En otras culturas los ancianos son una fuente inagotable de sabiduría, una fuente de la que pueden beber las siguientes generaciones, de la que se alimentan para poder realizar las tareas diarias y futuras.
No se trata de seguir al pie de la letra los dictados de la experiencia de nuestros mayores, lo que implicaría un anquilosamiento social, sino de adecuarlos al pensamiento diario, a la modernidad que avanza a pasos agigantados, tenemos que ser capaces de ver en los preceptos de nuestros ancianos, el futuro de nuestros hijos.
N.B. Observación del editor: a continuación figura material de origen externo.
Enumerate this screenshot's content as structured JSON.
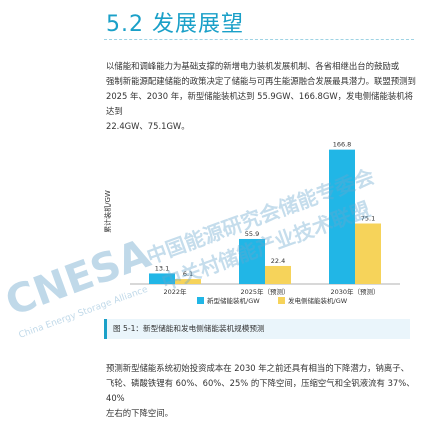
{
  "section": {
    "title": "5.2 发展展望"
  },
  "intro_lines": [
    "以储能和调峰能力为基础支撑的新增电力装机发展机制、各省相继出台的鼓励或",
    "强制新能源配建储能的政策决定了储能与可再生能源融合发展最具潜力。联盟预测到",
    "2025 年、2030 年，新型储能装机达到 55.9GW、166.8GW，发电侧储能装机将达到",
    "22.4GW、75.1GW。"
  ],
  "figure_caption": "图 5-1：新型储能和发电侧储能装机规模预测",
  "outro_lines": [
    "预测新型储能系统初始投资成本在 2030 年之前还具有相当的下降潜力，钠离子、",
    "飞轮、磷酸铁锂有 60%、60%、25% 的下降空间，压缩空气和全钒液流有 37%、40%",
    "左右的下降空间。"
  ],
  "watermark": {
    "org_cn_1": "中国能源研究会储能专委会",
    "org_cn_2": "中关村储能产业技术联盟",
    "logo_text": "CNESA",
    "logo_sub": "China Energy Storage Alliance"
  },
  "colors": {
    "accent": "#1aa0c8",
    "series_new": "#21b6e6",
    "series_gen": "#f6d35a"
  },
  "chart_data": {
    "type": "bar",
    "categories": [
      "2022年",
      "2025年（预测）",
      "2030年（预测）"
    ],
    "series": [
      {
        "name": "新型储能装机/GW",
        "values": [
          13.1,
          55.9,
          166.8
        ],
        "value_labels": [
          "13.1",
          "55.9",
          "166.8"
        ]
      },
      {
        "name": "发电侧储能装机/GW",
        "values": [
          6.1,
          22.4,
          75.1
        ],
        "value_labels": [
          "6.1",
          "22.4",
          "75.1"
        ]
      }
    ],
    "ylabel": "累计装机/GW",
    "ylim": [
      0,
      180
    ],
    "grid": false,
    "legend_position": "bottom"
  }
}
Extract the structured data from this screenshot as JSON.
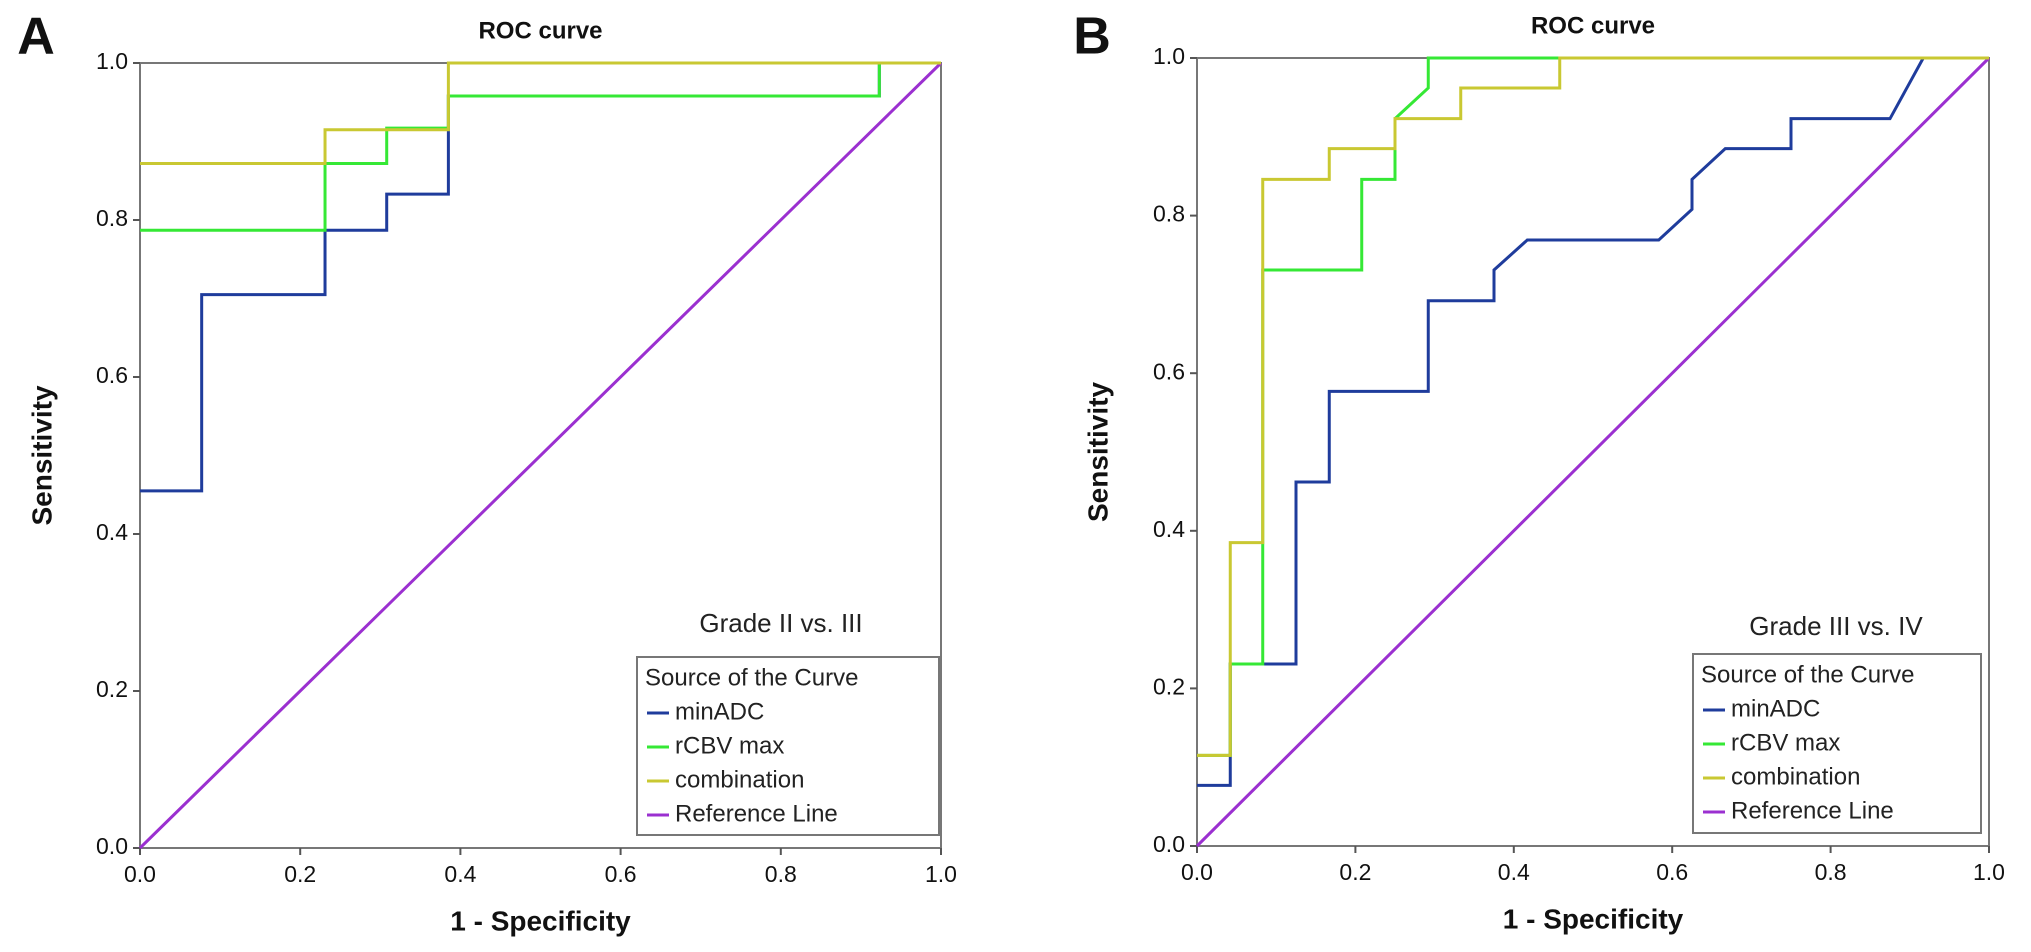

Obviamente mediante un proceso de adaptación del pensamiento.
Hoy día no podemos tomar los escritos de Marx y pensar en aplicarlos tal cual, de manera literal (cómo si hacen en las tribus menos desarrolladas), sino que aceptamos sin problema que hay que adaptar su manera de entender el movimiento obrero a los tiempos de hoy.
Si hacemos eso, que lo hemos hecho en esta pasada crisis, por qué nos cuesta tanto aceptar los consejos que pueden darnos nuestros mayores. Por qué razón no enseñamos a nuestros hijos que escuchar a sus abuelos puede ser, y de hecho lo es, una parte muy importante de su aprendizaje y posterior formación humana. La razón es simple y a la vez terrible. La deshumanización de nuestra sociedad se está haciendo cada vez más patente e intensa. Nuestros hijos no juegan entre ellos en medio de la calle, ni siquiera se ven cara a cara; juegan en recintos cerrados, pasan horas delante de consolas, se hablan a través de webcam... la modernidad no debería estar reñida con las relaciones personales, con el contacto humano. Nos pretenden vender que el nuevo mundo se debe encaminar a unas relaciones quasi virtuales, donde el píxel sea la razón de ser del mundo; craso error el de creer que el virtualismo debe ocupar el espacio del contacto directo.
Uno puede interpretar desde la distancia cibernética el sentimiento, el dolor, el color... pero en un rápido vistazo cara a cara se descubren muchas más cosas; Se pueden disimular unas pero no ocultar otras.
Nuestra relación con nuestros mayores debería establecerse en términos de respeto, de admiración por la vida pasada, y de reconocimiento de aquellos valores que ellos tienen. Nadie dice que lo debamos hacer sin una mirada crítica, sin una observación con la distancia que da la diferencia de edad... pero es bueno escuchar lo que ellos han vivido en otras sociedades, en otros momentos históricos. Si ellos han vivido en una dictadura y nosotros no, deberíamos escuchar y aprender de los errores de entonces para que no volver a cometerlos y que una sociedad tan moderna pueda derivar en un proceso dictatorial, por ejemplo.
Y dirán “Eso no se va a repetir”, tonterías, si algo demuestra la historia es que es tozuda y que los hombres repetimos los mismos errores cíclicamente.
Kierkegaard establece distancias entre recordar y acordarse; y las hay. Uno al recordar rememora un episodio, lo adorna con su propia subjetividad, lo hace suyo, y si lo plasma en papel siempre será un recuerdo contado de manera parcial. Cuando uno se acuerda, habla de algo que ha sucedido, sin subjetividad, nos acordamos cuando tenemos muy presentes los detalles.
Nuestros mayores pueden inundar de recuerdos nuestra vida y de cuando en cuando se acordarán de las vivencias que hicieron de ellos lo que son. Escuchar es una facultad que el hombre ha explorado poco, tal vez dejando de oír y aprendiendo a escuchar el mundo iría un poco mejor.